Wow, what a brave Mom! Understandably, not many details were ever discussed about either of our home births.Being only two and a half, I do not have clear memories of his arrival or the months that followed. But I know that life was not easy for my parents. The country was just coming out of the Depression when I was born. My Dad worked hard farming the 105 acres, growing and harvesting corn, oats, alfalfa and caring for cows, pigs, sheep and chickens and raising cattle to sell. My Mom worked equally as hard taking care of two young kids, cooking, cleaning, gardening and helping with outside chores. 

Being poor never entered my mind when I was young, but I’d heard my parents talk about starting out with orange crates for end tables and hand-me-down furniture. I do not recall ever going hungry (photos will attest to that) or being deprived of basic needs. The doll I am holding in one of the photos was my prized possession and probably one of the few playthings I had beyond paper dolls and some books. In those early years, life was quite simple. We gathered around the kerosene lamps in the evenings (electric lines had not come through our region yet) and looked forward to Saturday night baths, as indoor plumbing came later also. Any form of entertainment centered around family or friends with occasional neighborhood potlucks and Sunday visits and dinner or picnics with grandparents, aunts, uncles and cousins. It always amazed me that, in later years, my parents, aunts, uncles, and their friends would refer to life at that time and in even in their earlier years as “the good old days”!

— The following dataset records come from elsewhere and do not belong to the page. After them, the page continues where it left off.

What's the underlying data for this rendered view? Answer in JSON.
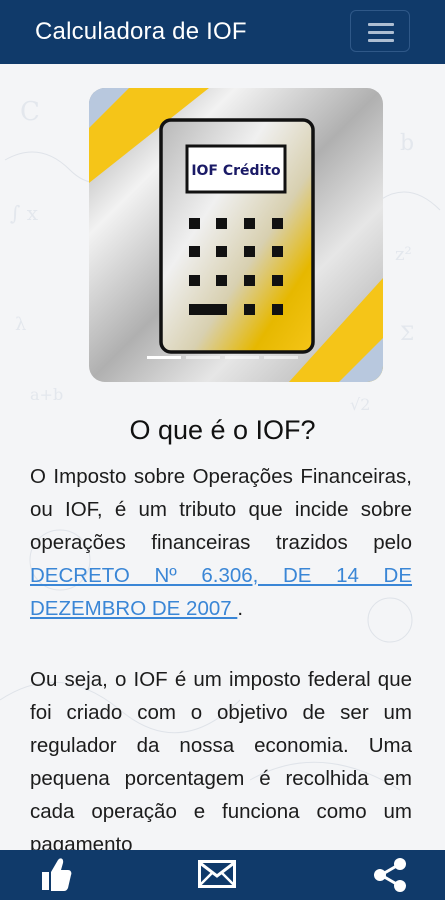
{
  "app": {
    "title": "Calculadora de IOF"
  },
  "carousel": {
    "slide_label": "IOF Crédito",
    "slide_count": 4,
    "active_slide": 1
  },
  "content": {
    "heading": "O que é o IOF?",
    "paragraph1_text": "O Imposto sobre Operações Financeiras, ou IOF, é um tributo que incide sobre operações financeiras trazidos pelo ",
    "paragraph1_link": "DECRETO Nº 6.306, DE 14 DE DEZEMBRO DE 2007 ",
    "paragraph1_end": ".",
    "paragraph2": "Ou seja, o IOF é um imposto federal que foi criado com o objetivo de ser um regulador da nossa economia. Uma pequena porcentagem é recolhida em cada operação e funciona como um pagamento"
  },
  "bottom_bar": {
    "icons": [
      "thumbs-up-icon",
      "mail-icon",
      "share-icon"
    ]
  },
  "colors": {
    "primary": "#103a6a",
    "link": "#3a86d6",
    "gold": "#f5c518"
  }
}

One of my first vivid memories occurred sometime in my fourth year. Having trouble breathing at night, snoring loudly and being plagued with frequent throat infections, the doctor recommended removing my tonsils and adenoids. Now that procedure was NOT done at home, but in a hospital some distance from home. I remember waking up in a world of hurts, both physically and mentally. My throat was on fire with each swallow as was my neck from an ether spill while being administered that common anesthetic in those days. “Coming to” in an unfamiliar sterile, high ceilinged hospital room was a frightening experience until I realized my Mom and Dad were at my bedside. After all, they had hardly been out of my sight since birth! I probably was released from the hospital that day, obviously survived the trip home and recovered satisfactorily. I continued to grow into the next phase of my life,that of starting school at the age of five in 1939.